Offshore, a one-acre island that used to be connected to Gardiner's Island has no zoning at all. Known as the Ruins, the Federally owned island, containing an old fortification used for years for aerial target practice, would become parkland.
To Three Acres
The Devon Yacht Club's 11.7 acres between Bendigo Road and Napeague Bay in Amagansett would go from two-acre to three-acre residential, as would Francis Fleetwood's nearby 33.6 acres between Abram's Landing Road and Ocean View Lane and several smaller parcels in the Bendigo Road neighborhood.
Also going from two to three-acre residential would be 37.6 acres at the privately owned Montauk Airport, on East Lake Drive, 10 acres at the Carillo family's Flying C Ranch, nearby on Melchionna Road, and several smaller parcels on Startop Drive, some owned by the Star and Abplanalp families.
Nearly 98 acres owned by 511 Equities between Flamingo Road and Greenwich Street are zoned partly for two acres per house and partly for three acres. It would all be put in a three-acre zone and would remain entirely in the water recharge district.
The same real estate development firm owns roughly 95 acres on the north side of Montauk Point State Boulevard, next to Midland and Upland Roads. Its current zoning is likewise fractured, part in commercial-industrial, in a water recharge district, and part in a three-acre residential zone.
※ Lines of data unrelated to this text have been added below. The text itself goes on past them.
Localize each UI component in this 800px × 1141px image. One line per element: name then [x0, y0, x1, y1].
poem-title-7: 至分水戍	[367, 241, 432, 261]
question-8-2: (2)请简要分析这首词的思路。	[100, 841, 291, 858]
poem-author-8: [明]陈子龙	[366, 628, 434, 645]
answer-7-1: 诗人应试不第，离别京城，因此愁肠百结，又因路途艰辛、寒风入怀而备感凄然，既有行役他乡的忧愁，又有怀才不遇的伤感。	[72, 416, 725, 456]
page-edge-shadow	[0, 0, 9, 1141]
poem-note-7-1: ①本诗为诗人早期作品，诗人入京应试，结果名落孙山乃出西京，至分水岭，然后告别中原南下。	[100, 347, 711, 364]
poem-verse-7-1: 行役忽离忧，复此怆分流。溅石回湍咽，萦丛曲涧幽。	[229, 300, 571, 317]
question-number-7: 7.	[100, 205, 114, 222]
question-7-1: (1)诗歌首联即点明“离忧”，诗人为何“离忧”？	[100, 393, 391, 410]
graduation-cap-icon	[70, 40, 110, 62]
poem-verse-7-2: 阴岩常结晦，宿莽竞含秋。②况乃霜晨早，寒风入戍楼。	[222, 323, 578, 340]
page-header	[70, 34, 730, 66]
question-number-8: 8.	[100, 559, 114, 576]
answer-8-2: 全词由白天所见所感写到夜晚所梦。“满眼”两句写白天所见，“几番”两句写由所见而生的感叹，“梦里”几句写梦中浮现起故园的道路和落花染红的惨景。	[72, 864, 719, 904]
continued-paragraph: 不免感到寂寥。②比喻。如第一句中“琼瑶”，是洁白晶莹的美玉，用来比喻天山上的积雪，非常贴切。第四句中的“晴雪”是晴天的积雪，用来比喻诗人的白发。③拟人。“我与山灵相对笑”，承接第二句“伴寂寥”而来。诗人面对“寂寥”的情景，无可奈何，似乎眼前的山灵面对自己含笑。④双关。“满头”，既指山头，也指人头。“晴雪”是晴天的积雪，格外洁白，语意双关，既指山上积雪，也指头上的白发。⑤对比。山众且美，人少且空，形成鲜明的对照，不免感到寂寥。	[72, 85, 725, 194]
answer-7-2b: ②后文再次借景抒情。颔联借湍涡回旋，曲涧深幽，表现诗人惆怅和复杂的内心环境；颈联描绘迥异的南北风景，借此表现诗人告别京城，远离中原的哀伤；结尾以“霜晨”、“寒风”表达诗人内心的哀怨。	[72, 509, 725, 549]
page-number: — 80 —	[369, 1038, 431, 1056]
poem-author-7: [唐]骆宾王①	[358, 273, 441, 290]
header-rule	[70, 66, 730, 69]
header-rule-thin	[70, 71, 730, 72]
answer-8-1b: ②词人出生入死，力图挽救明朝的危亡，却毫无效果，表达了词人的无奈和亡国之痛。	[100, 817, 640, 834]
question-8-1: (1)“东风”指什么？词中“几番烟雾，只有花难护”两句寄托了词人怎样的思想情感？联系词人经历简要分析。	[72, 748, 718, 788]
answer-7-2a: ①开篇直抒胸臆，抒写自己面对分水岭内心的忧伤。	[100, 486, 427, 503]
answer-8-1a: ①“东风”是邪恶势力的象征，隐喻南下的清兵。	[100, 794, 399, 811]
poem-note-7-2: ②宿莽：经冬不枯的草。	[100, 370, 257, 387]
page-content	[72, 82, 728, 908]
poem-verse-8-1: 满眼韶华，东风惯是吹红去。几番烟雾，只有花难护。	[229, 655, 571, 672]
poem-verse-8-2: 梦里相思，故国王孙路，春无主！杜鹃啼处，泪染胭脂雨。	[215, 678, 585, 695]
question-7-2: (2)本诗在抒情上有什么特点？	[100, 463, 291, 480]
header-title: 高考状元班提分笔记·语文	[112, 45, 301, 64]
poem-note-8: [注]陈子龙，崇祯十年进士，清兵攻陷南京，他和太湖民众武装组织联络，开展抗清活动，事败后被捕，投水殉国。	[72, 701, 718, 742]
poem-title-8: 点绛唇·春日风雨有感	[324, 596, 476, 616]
The open space plan calls for it all to be in a five-acre residential zone and the water recharge district.
Town Land, Too
Members of the Akin family own a combined 22 acres bordered by Flanders Road, Glenmore Avenue, Foxboro Road, and Farrington Road. Their nine lots, already in a water recharge district, would go from half-acre to one-acre residential.
The town is planning to upzone its own property as well. Thirty acres comprising the town dump in Montauk, now all in a commercial-industrial zone, would be split, the southern part to remain there and the northern part, extending into Hither Woods, to be designated parkland.
The town-owned 30-acre Fort Hill Cemetery, above Edgemere Road, is to receive the same parkland designation. It is now zoned for half-acre residential use, as is Rita Foster's nearly 18-acre horse ranch on the south side of Lake Montauk. Ms. Foster's land would be upped to a one-acre zone.
The public hearing will be held on Friday, April 4, at 10:30 a.m. in the Town Hall courtroom.